The cartoon starts with Tom sitting in the middle of a train track with the clear intention of letting the train run over him as Jerry's suave narration states that "in a few minutes it'll all be over" and that "it's better this way."
Pictured: Adele's cat.
We then flash back to reveal the reason of Tom's suicidal despair: a dame.
Tom instantly falls in love with her and they have some tender moments together (as far as we can tell, because her expression never changes), but the floozy ends up leaving him the moment she spots another cat with more money. Tom tries to win her back by using his life savings to buy her jewelry:
And giving himself up for slavery to buy a new car:
When people sign slavery contracts, it's usually less about new cars and more about really weird orgasms.
But nothing works. Devastated, he turns to drink:
Finally, we come back to the railroad tracks, with Tom waiting to die as Jerry reflects on how lucky he is to have a loving girlfriend -- however, Jerry's world quickly shatters as well when he happens to see his girl cheating on him with the guy she just married, and he joins Tom on the tracks, both of them waiting for death.

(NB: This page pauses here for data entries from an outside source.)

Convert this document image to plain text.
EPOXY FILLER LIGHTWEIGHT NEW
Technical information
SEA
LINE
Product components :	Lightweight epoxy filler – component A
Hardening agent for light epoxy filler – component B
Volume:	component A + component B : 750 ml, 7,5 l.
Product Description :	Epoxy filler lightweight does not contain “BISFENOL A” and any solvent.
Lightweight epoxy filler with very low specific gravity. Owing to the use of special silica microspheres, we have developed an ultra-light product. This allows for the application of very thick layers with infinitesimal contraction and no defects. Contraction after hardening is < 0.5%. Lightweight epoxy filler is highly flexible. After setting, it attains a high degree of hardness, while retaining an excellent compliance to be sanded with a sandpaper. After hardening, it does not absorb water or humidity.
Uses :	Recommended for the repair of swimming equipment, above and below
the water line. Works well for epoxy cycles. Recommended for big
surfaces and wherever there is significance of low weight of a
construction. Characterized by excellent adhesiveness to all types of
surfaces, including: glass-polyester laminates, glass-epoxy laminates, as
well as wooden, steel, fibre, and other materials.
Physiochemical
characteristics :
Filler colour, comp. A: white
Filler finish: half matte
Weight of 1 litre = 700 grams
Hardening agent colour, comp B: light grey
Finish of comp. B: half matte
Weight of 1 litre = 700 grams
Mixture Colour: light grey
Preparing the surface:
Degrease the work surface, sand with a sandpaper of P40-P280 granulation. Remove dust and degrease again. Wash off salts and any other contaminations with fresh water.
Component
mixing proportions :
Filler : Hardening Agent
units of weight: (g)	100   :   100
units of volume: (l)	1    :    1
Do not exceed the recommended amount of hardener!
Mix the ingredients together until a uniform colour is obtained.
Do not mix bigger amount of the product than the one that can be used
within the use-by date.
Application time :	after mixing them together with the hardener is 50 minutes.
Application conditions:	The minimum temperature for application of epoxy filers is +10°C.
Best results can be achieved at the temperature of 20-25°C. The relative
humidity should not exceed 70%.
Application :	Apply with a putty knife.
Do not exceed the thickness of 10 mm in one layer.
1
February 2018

So ... this is where they hug and realize that they're not really alone as long as they have each other, right? Or, at the very least, when they remember that they're a cat and a mouse and start carrying out a whimsical chase sequence, united in their hate? Right?
And remember, kids: There's not enough food for everyone.
Nope. They just sit there as we hear a whistle indicating that the train approaches, and then ... it's over. Holy shit, was this the last episode of the series or something? Now we know where The Sopranos got the idea for the finale, except that at least they made it somewhat ambiguous and not totally soul-crushing.